# Jalepino wine



## HARRIS1181 (Jul 28, 2011)

I have a gallon batch of jalepino wine. I racked it 3 times, three months in a row. I bottled it last monday. I have a large refridgerator in the garage and I stood the up for three days and went in to lay the down for 3 weeks(that's what the recipe called for.)I pulled one out to check out the beautyfull color it became and noticed something floating around. I racked it three time and it set unmoved the whole time. they almost look like sugar crystals. By the way I tested the wine before I bottled it and it taste great. can anyone tell me what I might have done wrong? Should I not set the corks in the fridge?
If someone can give me some insight, I'll quit wining!


----------



## Runningwolf (Jul 28, 2011)

Harris first off welcome to the forum. Couple of things come to mind. You racked three times but when you bottled was the carboy crystal clear with no sediment on the bottom. When you bottle from the carboy, there should be no sediment. As hard as you try, that sediment will find its way in the bottles 90% of the time unless you are really experienced at doing this. 

The next thing that comes to mind is what did you make this wine with. I would like to see a recipe. In the future, try to post recipe and any notes you made and this will help us nail down the issue. If you made the jalapeño with grapes juice, the salt crystals very well might be wine diamonds. They will not hurt anything just pour carefully so they don't show up in a glass. They are tartaric acid falling out of the wine which will enhance the flavor. Many of us will set the entire carboy in a freezer/refrigerator or place out side in the winter so they fall out before we bottle.


----------



## Julie (Jul 28, 2011)

Dan and I both have made hot pepper wine and I can contest to the fact that Dan's was awsome. So please listen to what he says.
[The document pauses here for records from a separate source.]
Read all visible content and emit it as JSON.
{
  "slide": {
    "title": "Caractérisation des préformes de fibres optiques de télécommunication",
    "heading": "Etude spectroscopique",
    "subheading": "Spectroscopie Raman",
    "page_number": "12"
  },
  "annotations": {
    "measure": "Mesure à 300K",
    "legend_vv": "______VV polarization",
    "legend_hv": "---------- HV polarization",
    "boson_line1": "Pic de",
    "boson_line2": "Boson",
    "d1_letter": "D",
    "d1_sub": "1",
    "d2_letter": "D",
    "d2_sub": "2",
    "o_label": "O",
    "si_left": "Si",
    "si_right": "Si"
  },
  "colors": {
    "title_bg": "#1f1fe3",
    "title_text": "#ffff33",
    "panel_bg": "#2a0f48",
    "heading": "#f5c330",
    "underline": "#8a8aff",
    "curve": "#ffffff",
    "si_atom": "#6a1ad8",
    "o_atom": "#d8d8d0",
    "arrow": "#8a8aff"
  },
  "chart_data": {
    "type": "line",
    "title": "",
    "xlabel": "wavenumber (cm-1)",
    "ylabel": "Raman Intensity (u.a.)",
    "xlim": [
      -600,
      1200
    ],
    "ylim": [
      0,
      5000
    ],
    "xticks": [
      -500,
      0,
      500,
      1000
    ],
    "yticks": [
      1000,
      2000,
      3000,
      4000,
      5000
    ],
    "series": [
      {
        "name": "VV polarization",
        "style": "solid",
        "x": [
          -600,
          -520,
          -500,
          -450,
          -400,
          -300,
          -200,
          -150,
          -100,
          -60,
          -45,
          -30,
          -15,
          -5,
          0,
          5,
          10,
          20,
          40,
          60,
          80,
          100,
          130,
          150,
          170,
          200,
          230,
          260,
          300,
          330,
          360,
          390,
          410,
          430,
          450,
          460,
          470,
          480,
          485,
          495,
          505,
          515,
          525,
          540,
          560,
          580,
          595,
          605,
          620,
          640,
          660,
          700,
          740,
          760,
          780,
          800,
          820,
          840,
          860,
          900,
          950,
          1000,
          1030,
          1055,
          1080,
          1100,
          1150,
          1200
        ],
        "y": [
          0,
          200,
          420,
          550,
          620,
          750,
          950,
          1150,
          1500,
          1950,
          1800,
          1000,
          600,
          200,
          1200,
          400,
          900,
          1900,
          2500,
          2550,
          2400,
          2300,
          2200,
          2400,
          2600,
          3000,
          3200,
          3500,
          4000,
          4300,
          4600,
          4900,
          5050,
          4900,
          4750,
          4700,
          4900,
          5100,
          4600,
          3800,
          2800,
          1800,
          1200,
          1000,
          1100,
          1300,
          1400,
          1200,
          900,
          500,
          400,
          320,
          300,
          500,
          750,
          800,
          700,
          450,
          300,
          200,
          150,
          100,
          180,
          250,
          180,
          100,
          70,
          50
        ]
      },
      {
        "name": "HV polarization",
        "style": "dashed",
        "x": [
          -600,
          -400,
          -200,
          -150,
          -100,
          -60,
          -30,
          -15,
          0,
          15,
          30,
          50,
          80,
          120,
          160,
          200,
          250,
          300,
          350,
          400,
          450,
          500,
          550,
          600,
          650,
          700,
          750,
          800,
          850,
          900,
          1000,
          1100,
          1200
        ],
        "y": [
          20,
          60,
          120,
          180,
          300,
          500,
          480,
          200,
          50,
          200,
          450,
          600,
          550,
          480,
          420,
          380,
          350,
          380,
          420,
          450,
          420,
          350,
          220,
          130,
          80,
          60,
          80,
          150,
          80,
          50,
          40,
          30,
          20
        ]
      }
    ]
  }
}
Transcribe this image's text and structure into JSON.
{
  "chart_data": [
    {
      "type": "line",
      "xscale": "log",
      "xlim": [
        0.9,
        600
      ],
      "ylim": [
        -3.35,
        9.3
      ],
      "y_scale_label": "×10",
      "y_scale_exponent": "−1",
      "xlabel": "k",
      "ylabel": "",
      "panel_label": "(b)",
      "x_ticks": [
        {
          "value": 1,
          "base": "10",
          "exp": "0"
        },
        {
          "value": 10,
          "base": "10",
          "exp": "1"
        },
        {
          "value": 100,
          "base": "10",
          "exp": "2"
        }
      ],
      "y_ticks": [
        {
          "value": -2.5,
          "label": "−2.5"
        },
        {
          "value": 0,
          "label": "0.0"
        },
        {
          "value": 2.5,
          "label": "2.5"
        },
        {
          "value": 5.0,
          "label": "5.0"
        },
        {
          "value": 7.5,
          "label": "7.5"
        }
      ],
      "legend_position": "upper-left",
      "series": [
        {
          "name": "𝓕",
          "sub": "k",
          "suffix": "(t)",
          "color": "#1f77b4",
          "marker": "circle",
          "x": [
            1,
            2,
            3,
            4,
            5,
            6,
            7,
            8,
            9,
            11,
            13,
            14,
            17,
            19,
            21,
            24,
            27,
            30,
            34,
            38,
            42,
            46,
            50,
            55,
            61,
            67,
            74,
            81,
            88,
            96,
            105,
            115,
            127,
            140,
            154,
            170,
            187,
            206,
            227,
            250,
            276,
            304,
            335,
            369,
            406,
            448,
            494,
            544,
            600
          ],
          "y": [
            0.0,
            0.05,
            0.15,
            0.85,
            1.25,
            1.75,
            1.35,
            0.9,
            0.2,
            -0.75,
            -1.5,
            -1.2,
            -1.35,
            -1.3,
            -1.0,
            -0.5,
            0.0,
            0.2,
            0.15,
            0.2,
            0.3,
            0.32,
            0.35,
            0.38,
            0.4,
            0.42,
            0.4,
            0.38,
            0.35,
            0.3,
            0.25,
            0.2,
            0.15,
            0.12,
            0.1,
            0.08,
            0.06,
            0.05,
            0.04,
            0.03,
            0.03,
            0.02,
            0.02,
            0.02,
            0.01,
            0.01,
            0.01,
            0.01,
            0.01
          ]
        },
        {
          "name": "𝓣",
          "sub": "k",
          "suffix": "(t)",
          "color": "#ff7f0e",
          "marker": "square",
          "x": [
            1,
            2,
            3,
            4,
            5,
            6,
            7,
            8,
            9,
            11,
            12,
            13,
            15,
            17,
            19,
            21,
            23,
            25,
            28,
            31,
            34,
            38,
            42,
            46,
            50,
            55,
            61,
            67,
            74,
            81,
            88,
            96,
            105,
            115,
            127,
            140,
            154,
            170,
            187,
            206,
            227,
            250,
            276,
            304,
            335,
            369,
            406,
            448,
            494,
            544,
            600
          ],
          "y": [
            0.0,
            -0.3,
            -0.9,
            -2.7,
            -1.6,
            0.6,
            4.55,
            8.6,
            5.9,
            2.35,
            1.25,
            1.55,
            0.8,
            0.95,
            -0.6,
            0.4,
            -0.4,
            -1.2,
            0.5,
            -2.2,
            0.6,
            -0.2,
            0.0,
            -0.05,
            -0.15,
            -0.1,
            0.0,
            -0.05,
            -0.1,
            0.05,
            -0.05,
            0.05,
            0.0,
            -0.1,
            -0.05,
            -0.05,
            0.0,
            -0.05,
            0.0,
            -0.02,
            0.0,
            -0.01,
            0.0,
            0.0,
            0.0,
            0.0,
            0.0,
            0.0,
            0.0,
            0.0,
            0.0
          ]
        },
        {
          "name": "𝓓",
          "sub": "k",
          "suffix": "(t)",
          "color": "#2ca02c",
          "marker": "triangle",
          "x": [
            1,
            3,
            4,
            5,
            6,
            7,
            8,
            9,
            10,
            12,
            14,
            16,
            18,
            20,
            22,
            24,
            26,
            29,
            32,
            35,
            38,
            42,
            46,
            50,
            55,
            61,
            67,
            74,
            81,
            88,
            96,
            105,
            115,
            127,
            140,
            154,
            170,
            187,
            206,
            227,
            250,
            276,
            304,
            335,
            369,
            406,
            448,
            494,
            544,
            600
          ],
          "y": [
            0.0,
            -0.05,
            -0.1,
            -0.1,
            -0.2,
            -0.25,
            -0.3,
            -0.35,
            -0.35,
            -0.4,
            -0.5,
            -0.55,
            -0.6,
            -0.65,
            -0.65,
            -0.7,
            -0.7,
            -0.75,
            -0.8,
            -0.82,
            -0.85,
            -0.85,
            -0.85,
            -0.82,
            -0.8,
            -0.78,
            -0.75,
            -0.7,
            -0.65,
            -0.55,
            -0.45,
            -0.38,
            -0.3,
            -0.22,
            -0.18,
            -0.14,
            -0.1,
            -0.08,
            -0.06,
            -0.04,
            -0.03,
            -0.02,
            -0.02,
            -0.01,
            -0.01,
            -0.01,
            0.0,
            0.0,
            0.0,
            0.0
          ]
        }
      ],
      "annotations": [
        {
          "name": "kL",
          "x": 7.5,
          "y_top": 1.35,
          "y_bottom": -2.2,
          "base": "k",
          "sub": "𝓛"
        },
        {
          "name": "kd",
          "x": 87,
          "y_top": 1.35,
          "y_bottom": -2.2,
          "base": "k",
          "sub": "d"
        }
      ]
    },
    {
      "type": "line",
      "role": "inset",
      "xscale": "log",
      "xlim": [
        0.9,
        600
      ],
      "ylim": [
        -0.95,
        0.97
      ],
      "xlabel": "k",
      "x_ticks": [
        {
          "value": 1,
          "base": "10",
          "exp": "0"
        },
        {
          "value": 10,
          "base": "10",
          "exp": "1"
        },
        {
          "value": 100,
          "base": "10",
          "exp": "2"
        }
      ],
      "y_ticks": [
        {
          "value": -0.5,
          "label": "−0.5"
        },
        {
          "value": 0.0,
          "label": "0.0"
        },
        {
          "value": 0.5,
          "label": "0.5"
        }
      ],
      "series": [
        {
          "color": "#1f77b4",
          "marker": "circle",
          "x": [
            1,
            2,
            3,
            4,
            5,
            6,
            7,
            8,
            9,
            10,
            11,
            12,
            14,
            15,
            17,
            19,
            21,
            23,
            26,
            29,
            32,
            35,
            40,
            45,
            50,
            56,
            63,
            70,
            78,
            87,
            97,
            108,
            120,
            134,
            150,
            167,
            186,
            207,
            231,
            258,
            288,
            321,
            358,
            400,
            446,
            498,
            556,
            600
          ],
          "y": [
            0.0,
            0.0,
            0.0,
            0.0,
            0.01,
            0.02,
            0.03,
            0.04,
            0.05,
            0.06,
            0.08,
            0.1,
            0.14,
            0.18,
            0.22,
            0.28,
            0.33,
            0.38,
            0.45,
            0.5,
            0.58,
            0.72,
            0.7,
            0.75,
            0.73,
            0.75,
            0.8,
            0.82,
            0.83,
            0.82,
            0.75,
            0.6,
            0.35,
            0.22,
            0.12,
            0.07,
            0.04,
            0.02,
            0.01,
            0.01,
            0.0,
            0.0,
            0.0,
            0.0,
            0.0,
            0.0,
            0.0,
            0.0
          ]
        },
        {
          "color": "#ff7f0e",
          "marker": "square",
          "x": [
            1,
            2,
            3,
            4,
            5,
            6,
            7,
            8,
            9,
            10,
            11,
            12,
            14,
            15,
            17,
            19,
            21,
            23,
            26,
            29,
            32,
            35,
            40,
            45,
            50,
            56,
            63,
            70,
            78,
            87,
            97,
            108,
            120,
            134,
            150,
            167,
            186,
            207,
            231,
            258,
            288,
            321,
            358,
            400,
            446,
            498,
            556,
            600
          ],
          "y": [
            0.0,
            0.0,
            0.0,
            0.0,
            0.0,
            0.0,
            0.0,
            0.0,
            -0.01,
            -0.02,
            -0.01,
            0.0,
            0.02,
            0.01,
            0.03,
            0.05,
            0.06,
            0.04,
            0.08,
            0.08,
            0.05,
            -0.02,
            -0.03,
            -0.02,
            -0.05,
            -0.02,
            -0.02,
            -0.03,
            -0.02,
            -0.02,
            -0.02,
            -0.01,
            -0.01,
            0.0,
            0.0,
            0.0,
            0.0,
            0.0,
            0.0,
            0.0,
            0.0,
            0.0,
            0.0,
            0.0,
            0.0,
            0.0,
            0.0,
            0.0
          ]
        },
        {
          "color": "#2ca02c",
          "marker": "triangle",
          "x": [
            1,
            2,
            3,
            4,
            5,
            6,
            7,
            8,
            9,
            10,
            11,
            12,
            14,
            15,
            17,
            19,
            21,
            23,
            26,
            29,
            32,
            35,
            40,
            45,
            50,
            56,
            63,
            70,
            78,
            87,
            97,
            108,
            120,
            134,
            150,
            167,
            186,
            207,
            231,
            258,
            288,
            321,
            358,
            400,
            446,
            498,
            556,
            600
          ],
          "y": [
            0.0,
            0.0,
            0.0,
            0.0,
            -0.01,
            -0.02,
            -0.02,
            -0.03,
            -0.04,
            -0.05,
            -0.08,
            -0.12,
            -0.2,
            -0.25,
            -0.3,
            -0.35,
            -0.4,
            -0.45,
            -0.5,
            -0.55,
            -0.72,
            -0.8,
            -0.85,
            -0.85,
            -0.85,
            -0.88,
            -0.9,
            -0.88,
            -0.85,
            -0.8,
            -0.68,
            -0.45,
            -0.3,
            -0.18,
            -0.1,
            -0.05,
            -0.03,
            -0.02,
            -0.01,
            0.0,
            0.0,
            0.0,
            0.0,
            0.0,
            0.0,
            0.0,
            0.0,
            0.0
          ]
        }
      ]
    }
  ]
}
We do need a recipe and your procedure. A timed racking is not going to work. After fermentation is complete, and I know it is complete by taking a hydrometer reading, I rack. I then let it sit until clear, then rack again. This might be a month later or it might be 2 months later.


----------



## HARRIS1181 (Jul 29, 2011)

Dan, thanks for the welcome. when I get home tonight I will post the recipe and all my hydrom readings. I used 12 jalepinos 1 box of golden raisans champaign yeast 3-4 cups of sugar candam tabs. to give you some idea but i will post later.
I had very little sediment in the carboy before I bottled so I racked it into a clean and sanitized carboy and then bottled. After bottling I was impressed with clearity and color.
After a week in the fridge it grew sediment. You don't see it until you disturb the bottle (like shaking it)then it very noticable. looks like salt or sugar crystals. Maybe they are capsium crystals. (that's what I'll tell everyone)


----------



## HARRIS1181 (Jul 29, 2011)

Thanks Julie, I will probably be a regular that you will have to help out once and a while.
I will usually wait a month in between racks and always bottle only clear wine.


----------